Hurst sees the defence as "a big red herring" with limited use in practice, "other than in circumstances where the poster of the statement is happy to waive his anonymity and be sued" (an unlikely scenario).

The reality is, most internet companies simply don't have the time or resources to investigate the validity of each and every disputed posting so they often opt for this quick and painless solution: 'take it down'.

"On a daily basis, I would estimate that hundreds of articles and postings are being taken down from the internet on legal grounds when in reality they are probably perfectly legal," explains Hurst, adding that the practice creates "a potentially massive chilling effect on freedom of expression".

At the moment, the legal process for such new online media is oddly enough governed by an age-old hard copy bureaucratic system, so putting the new defence into action may be costly and time-consuming for those who choose to use it. Making a simple court application to contest jurisdiction or strike out a baseless claim can take "the best part of a day", and involves a detailed knowledge of court procedures and "not insignificant legal costs" .

"There needs to be some kind of electronic system to speed up this process," Hurst urges, admitting that this could open up a can of worms as to why other areas of the law shouldn't also benefit from a more streamlined electronic procedure. He adds: "There's not been enough weight and impetus behind such reforms so far and the courts' attempts to use electronic filing have failed."

Despite the fact that Google's revenue hit $50 billion last year and the brand became a verb years ago, it does seem strange that neither Leveson nor the Defamation Act 2013 have deeply scrutinised libel laws and procedures vis-a-vis ISPs. Hurst attributes it to a public awareness of only a small smattering of high-profile online defamation lawsuits like the Lord McAlpine/Sally Bercow case concerning Twitter; whereas the lion's share of cases relate to what might be deemed "trivial stuff about restaurants, hotels and small companies -- which may sound trivial in isolation but are significant en masse".

Yet, in our online-centric world, the trivial can have deep ramifications. Everything we put out there is potentially damaging -- because it is 'forever'. This harsh reality has daunted newspapers, like The Times, who have been fearful of defamation cases arising from content in their archives -- until now. The Defamation Act's 'single publication rule' limits a claimant to bringing only one action against a defendant when the defamatory statement is repeated (via for instance blogging and tweeting).

As game-changing as that might sound, in reality, this rule is unlikely to affect much: "Its main impact will be to give publishers who run archives a bit of comfort that they're not going to be sued over material from several years ago."

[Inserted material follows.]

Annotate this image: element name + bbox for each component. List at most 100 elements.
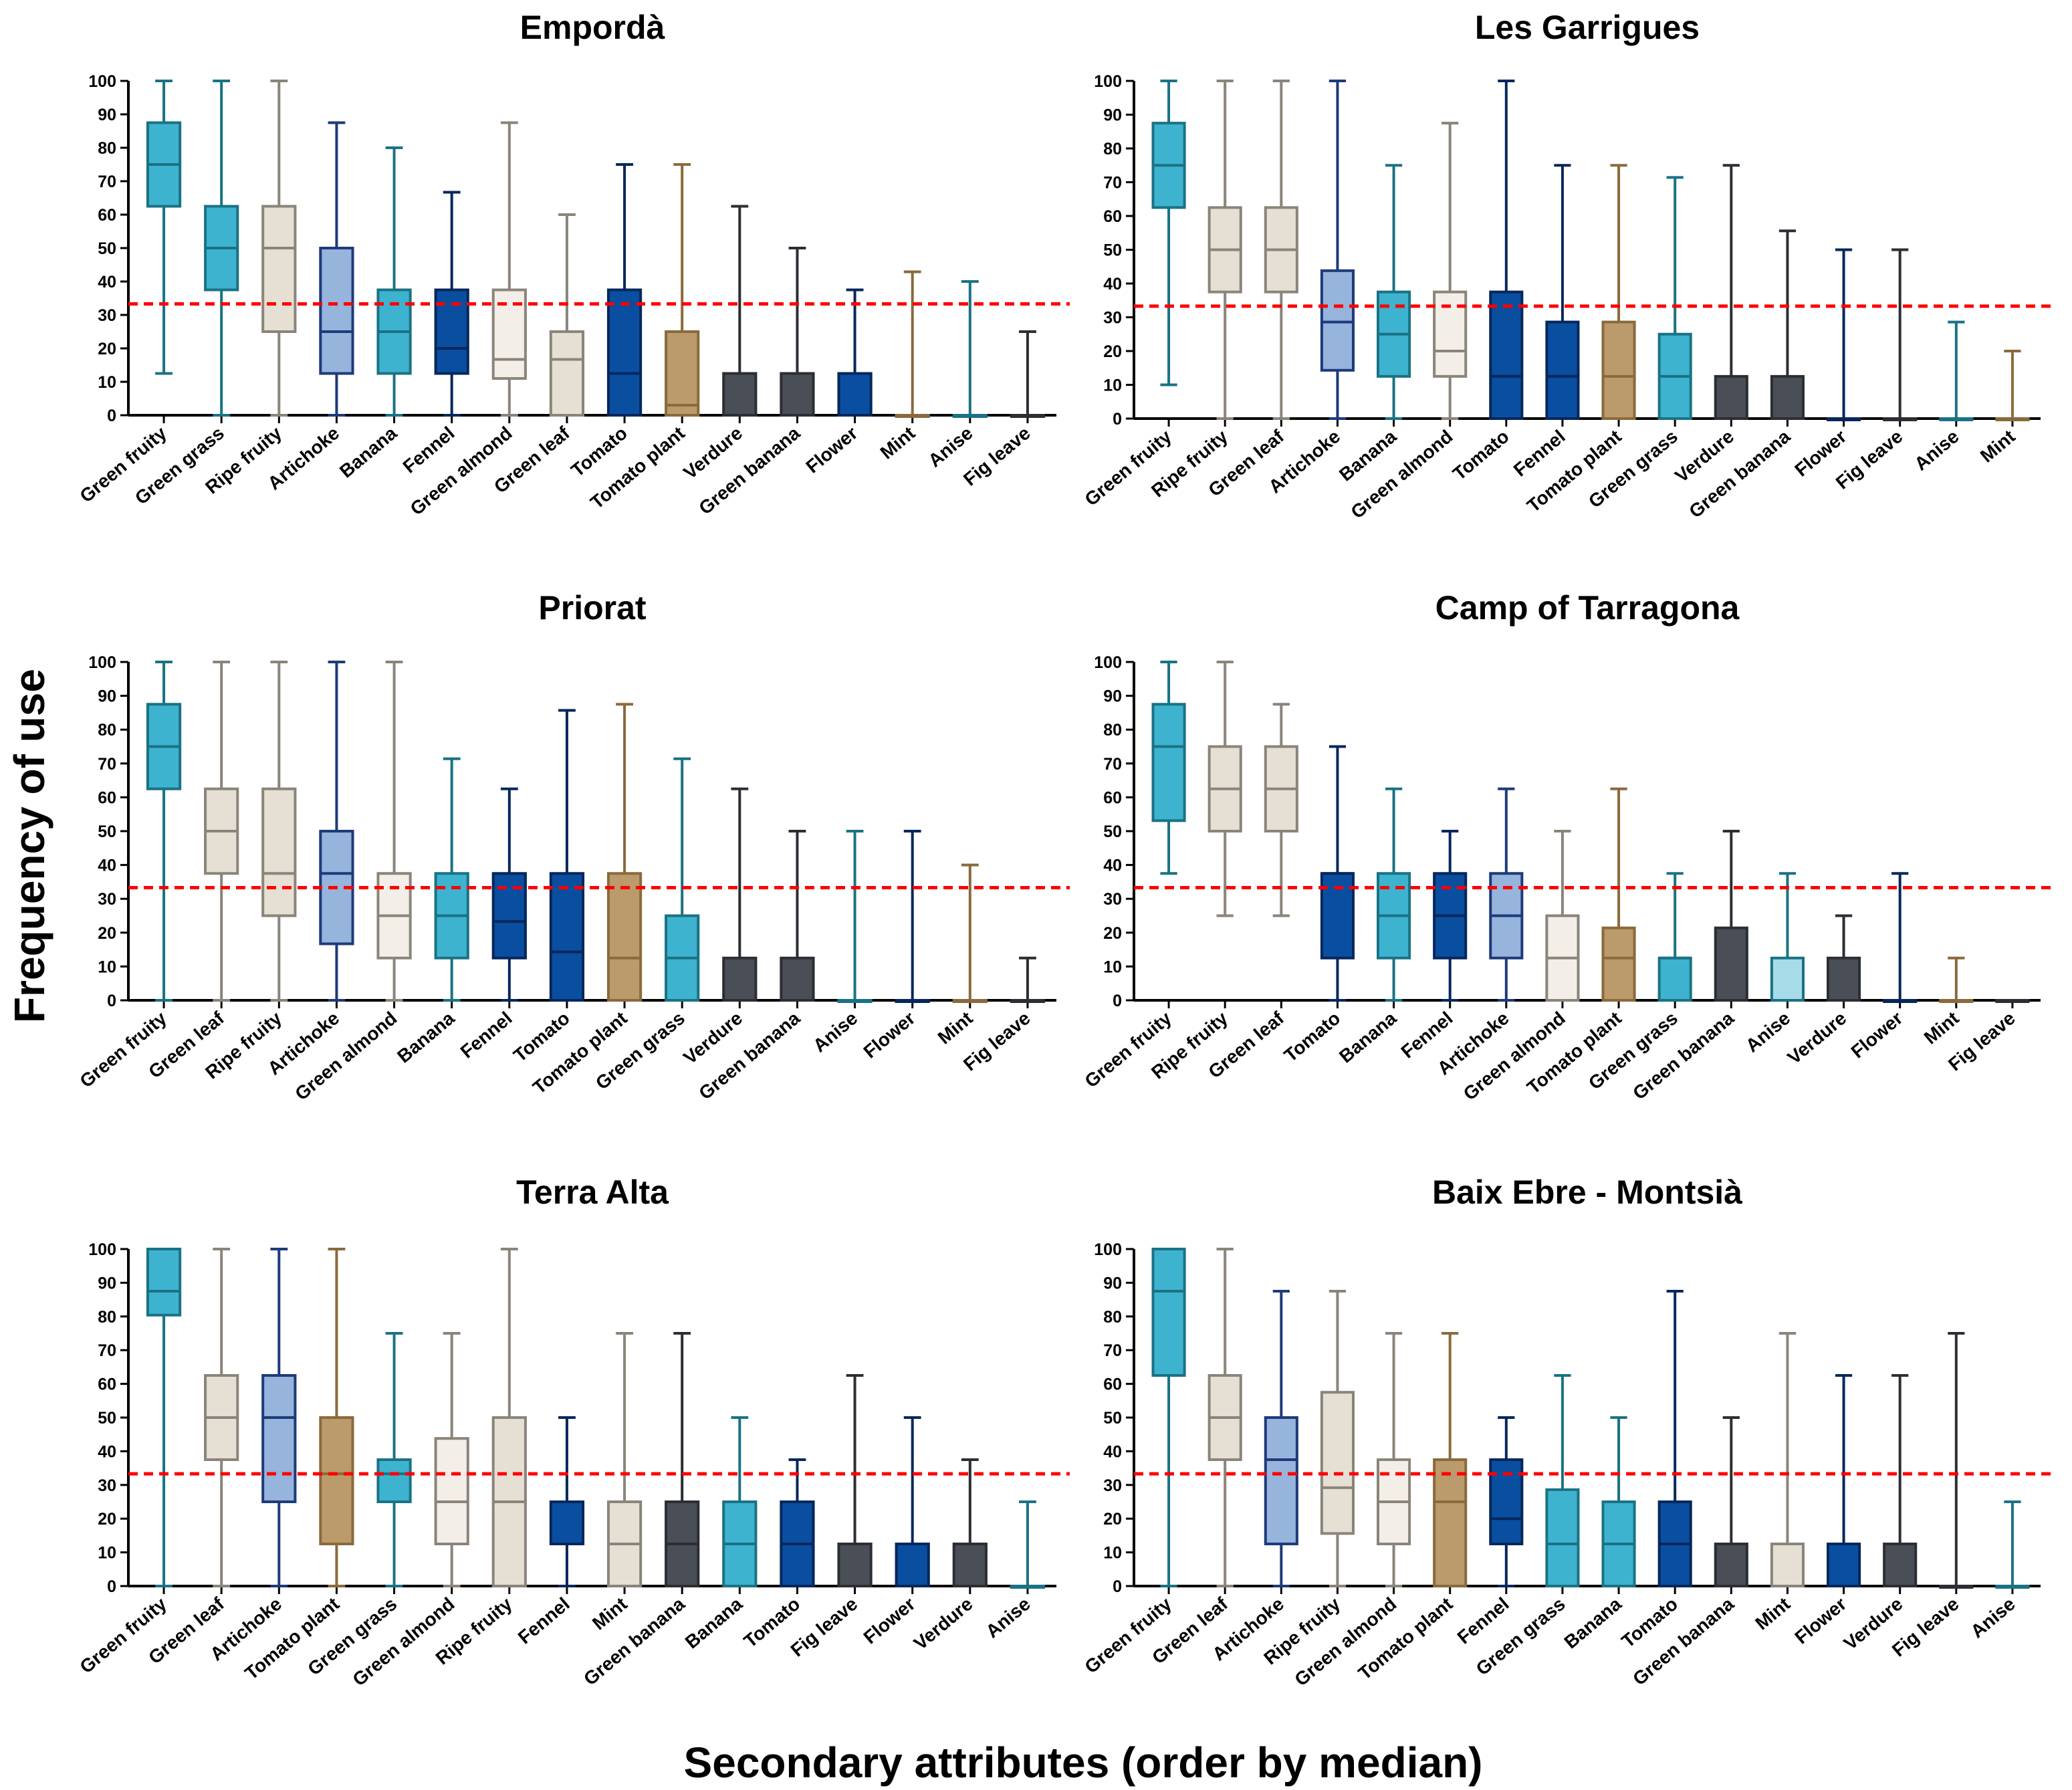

Hurst foresees lawyers challenging the single publication rule in instances where the content is anonymous or where greater prominence is given to material several years later. For example, a journalist seeking out very specific information might discover a dusty old low-profile posting and bring it to life via a tweet or blog posting -- causing reputation damage in the present.

In the end -- as Hurst has systematically reveals that the new Defamation Act may in fact have 'no clothes', so to speak -- one wonders what all the fuss has been about and if it will have an impact beyond the mere symbolic.

The lawyer acquiesces on one point: "The requirement for a company to show substantial financial harm [in order to bring a claim for defamation] is probably the most significant part of the Act". He predicts that "if companies try to sue for libel, defendants will probably run that defence more than they used to," which will almost certainly dissuade corporates from pursuing their claims.

This could be bad news for #26 on Forbes' Billionaires List, or should I more cautiously say the 'alleged #26'?